My riding took me up along the train tracks that run parallel to Petchaburi Road.  For four years now the Airport Express (“red line”) elevated rail line has been under construction.  Bear in mind that the airport itself opened three years ago.  Word is that it will be running either in April or August of next year.  As most of the physical construction is complete, the frontage roads that parallel the tracks of the traditional railroad (the red line being built above the right-of-way for the regular train) has been rebuilt after having been shut down during construction.

There is a lot of housing built adjacent to the train tracks.  I’m sorry for the people who live there; I’m sure the noise of construction was terrible and the noise of the trains not much better.

I was able to follow the train tracks about 8 kms to the east of my house to the Hua Mark station (just shy of halfway to the airport) before the paved road runs out.  I then turned around and pedaled back, overshooting my house and going to the main in-city Makkasan station, located at Asoke Road.

This is the Ramhamhaeng station located at Sukhumvit Soi 71.  Oddly, there are a dozen parking spaces under the station, wholly inadequate for any actual parking needs.  Also interesting: at all of the stations there are escalators that will run only in the up direction.  The tracks are four to five stories above ground but passengers will have to descend manually.

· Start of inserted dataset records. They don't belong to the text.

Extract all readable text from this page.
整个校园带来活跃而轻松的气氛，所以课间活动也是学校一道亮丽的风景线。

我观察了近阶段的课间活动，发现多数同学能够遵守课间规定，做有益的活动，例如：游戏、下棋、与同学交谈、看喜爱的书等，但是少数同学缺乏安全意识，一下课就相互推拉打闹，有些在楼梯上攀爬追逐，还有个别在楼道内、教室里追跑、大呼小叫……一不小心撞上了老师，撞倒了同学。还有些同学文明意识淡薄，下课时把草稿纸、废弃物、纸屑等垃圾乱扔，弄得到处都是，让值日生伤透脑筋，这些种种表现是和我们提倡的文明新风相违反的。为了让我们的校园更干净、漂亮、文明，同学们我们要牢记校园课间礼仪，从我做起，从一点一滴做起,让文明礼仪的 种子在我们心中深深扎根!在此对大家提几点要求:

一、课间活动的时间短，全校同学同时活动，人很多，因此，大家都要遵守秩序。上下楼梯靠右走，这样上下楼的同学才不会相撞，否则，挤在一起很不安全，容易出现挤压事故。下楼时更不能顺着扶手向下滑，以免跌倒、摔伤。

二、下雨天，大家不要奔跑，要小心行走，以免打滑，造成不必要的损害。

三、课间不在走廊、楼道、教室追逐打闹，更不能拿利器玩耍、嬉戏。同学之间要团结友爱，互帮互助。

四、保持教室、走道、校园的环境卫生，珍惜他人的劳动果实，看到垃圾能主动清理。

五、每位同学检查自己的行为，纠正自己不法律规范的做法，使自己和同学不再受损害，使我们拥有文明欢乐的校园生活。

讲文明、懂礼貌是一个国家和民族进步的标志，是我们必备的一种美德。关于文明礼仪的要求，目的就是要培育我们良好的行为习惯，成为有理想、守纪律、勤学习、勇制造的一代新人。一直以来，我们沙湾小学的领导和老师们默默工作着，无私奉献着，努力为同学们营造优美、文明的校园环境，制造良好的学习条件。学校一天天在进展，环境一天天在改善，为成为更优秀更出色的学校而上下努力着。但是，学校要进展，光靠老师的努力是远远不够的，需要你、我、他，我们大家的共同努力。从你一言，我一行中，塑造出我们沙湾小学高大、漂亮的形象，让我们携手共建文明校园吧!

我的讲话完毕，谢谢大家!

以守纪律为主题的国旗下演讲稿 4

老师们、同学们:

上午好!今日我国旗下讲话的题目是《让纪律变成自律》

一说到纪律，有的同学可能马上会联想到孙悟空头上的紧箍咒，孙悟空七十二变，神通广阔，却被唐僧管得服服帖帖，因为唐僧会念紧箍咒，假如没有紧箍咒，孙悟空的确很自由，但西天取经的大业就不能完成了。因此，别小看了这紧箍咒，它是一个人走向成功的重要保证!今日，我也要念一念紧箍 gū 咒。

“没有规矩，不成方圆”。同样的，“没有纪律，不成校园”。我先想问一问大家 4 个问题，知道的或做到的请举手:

When I made it to the main Makkasan station, I pedaled into the construction gate and asked the guard if I could ride around.  Not surprisingly, he didn’t think that would be a good idea despite the fact that the roads are all paved and perfectly safe to ride on.

Some other sights: the Terminal 21 building, about which I wrote a few weeks ago, is making quick progress now that all the foundation and underground work is done.  I’ve started shooting weekly pictures of the progress so that in the end I have a record of this building, which is rising at the corner of Sukhumvit and Asoke Roads.  Anyone need another nine-story mall, cinema, office building and service apartment?  Good, you’ll be glad to know a new one is being built for you.

Passing another construction project on Ekkamai Road, I was tickled that the contractor made an effort to put the sign in English.  Normally I have to practice reading Thai but this one was very clear.  The project is to “make new restaurant.”  Now, we’re not going to tell you what restaurant it is.  That’s a secret.